Castlebar, well what can i say about my hometown, i could probably nearly write a full length novel about some of the stories i have encountered both as a spectator and a promoter down through the years. In my youth i wanted to break out and travel at a very early age. Having long hair and listening to Rock music and having no real interest in sport was a “no no” in the area. But I wanted to be free, at times i felt i didn’t fit in. Looking back now, growing up the area it was one of the best times of my life.
I have a feeling that maybe i have told this story on so many levels before but i feel like maybe discussing it again this from a different angle. But this time i want to go back to the nineties in Castlebar
In the summer of 1992 i began attending the local discos that took place at St Gerald’s Social Club based on Charles street across the street from the catholic church in Castlebar.
At that time if i remember correctly the events in the club were organised by Brendan Silke and Malcolm Quigley. I attended the discos so often that summer that eventually i was approached to do work on the door and stand in and do a bit of DJing early in the night whilst we waited for the main DJ to arrive and take to the stage.
Back then it was young “bushy” red headed man that pretty much was the spitting image of Channel 4 presenter Chris Evan called Tony Gallagher who later went on to gain the name “Mr Techno”, Tony could have been Chris’s doppleganer!! Tony later that year went on to form the cult radio station that became locally known as Kiss Fm from 1992-1993.
Back in those days the slow set was a big deal, Roxette and Bryan Adams was usually the choice of tunes, on the dance floor the guys were separated on the left hand side of the room and the ladies on the right.
It would usually take a friend of a friend to approach the ladies to see if they were interested in shifting their mate across the dance floor or if they were interested in a slow dance.
The live music scene was bustling with live bands on the main street, The Cellar Bar was the regular hang out if you were a Rocker or a mod. Back then The Cellar bar was made of cobble stone walls and a cobble stone floor much like The Humbert Inn in later years. The band name i came remember from back in the day were called “The Icabods” headed by Colin Peyton , Uncle Fuzz headed by Mick Sheridan, Paul (Manogs) Mannion, Ger Staunton and Keith Fadden.

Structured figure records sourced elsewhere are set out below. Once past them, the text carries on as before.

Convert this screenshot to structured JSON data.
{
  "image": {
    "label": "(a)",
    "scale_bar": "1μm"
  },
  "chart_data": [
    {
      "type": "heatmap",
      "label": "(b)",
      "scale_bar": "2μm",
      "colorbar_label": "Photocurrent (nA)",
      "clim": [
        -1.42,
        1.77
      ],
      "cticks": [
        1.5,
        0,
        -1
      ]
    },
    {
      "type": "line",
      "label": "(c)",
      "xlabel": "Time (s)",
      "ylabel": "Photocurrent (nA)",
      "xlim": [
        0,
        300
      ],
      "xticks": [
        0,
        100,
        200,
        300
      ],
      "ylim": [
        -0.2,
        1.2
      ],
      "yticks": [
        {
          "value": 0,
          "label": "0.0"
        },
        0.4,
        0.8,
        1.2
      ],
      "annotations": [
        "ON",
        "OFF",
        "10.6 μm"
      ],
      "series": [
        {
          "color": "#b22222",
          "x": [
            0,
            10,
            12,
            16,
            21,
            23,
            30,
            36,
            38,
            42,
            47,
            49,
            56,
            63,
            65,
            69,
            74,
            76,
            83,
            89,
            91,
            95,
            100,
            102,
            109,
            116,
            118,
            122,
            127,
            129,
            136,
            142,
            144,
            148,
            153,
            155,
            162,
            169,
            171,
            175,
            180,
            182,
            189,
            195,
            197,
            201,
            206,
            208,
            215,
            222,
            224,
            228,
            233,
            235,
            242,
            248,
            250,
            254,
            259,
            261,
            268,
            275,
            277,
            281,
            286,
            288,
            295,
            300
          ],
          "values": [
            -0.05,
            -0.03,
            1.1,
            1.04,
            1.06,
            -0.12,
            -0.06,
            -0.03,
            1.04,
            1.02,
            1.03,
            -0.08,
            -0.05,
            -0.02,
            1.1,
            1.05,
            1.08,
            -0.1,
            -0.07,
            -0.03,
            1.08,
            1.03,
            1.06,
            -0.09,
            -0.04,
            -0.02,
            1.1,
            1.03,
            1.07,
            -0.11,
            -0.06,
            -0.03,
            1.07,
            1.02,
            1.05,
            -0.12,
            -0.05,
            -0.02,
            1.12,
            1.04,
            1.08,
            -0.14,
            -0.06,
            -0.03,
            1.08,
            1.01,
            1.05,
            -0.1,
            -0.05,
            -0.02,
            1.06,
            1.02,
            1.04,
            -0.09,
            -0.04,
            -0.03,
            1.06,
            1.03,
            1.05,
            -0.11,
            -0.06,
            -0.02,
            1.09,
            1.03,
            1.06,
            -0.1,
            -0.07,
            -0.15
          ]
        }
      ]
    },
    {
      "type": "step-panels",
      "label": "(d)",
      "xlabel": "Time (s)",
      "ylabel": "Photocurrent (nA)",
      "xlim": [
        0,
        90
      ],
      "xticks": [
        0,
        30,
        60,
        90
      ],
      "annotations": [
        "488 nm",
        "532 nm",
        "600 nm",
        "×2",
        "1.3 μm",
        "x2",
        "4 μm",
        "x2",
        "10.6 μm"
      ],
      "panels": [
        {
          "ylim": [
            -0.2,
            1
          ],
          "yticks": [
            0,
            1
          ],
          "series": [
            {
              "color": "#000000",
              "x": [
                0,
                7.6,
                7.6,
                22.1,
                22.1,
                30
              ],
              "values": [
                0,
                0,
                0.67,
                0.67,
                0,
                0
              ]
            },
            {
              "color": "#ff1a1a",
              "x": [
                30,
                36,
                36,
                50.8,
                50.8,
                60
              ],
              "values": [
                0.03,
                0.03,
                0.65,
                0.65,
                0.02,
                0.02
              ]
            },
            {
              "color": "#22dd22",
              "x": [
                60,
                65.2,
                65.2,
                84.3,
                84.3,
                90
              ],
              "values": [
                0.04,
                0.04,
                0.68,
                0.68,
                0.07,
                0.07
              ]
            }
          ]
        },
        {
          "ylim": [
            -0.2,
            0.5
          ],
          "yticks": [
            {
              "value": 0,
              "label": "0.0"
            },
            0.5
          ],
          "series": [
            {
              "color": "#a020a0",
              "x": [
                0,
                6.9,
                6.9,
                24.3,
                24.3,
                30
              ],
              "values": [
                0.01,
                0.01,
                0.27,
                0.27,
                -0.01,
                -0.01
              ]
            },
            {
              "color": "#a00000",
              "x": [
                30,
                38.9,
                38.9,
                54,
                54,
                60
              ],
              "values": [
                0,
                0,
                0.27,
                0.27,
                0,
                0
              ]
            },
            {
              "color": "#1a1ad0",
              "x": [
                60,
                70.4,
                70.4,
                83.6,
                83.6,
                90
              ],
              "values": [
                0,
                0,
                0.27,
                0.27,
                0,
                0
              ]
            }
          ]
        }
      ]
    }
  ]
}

In the mid to late nineties Stalky’s Bar became a local of mine, i was still underage at the time 15 or 16 and i always looked a lot older for my age so i would regularly pass for 18 or 19. Long hair and the grunge look was definitely the style of choice.
Back in those days there was several different bars that used to put on live music, these included Flannelly’s bar, The Humbert Inn, The Cellar Bar, The County Bar, and even the Imperial Hotel on the Mall in Castlebar.
In the late nineties i became more and more influenced and decided to call The Humbert Inn my local. Several rock bands and artists made their name in The Humbert, bands such Hammer Duck, Halyard, Uncle Fuzz, The Marbles Electric Messiah, Purge amongst many even Mary Black started out there in the early 70s. I am sure there bands i have left out here and my apologies if it is so.
It was a great time to be growing in Castlebar, local promoter Webster Macneely had a very successful night in the TF Royal Theatre called Brasilia and The Blue Room, The Rave scene was also thriving in Mayo thanks to Webster which saw many young punters from around Mayo and further afield come to Castlebar.
Hundreds and we mean hundreds (by no exaggeration) of people would travel to Castlebar especially for these events and ques the size of my arm would line up outside the TF on a Friday and Saturday night to get in. Competition between the TF and the Welcome Inn Hotel was healthy on both sides.
Dance acts such as The Prodigy played a show here in the nineties just before Music for The Jilted Generation was release. If i remember correctly there was so many different styles and gangs, the mods, the rockers and the ravers, even Cure heads. It was almost a cult for a while. You had to take a side.
From speaking personally and maybe like so many others who grew in the area i have great memories of a lot more innocent time from a town that has a great history that we should all be really proud of. Everybody i came to know since then and now has provided some form of input in creating a healthy live music scene.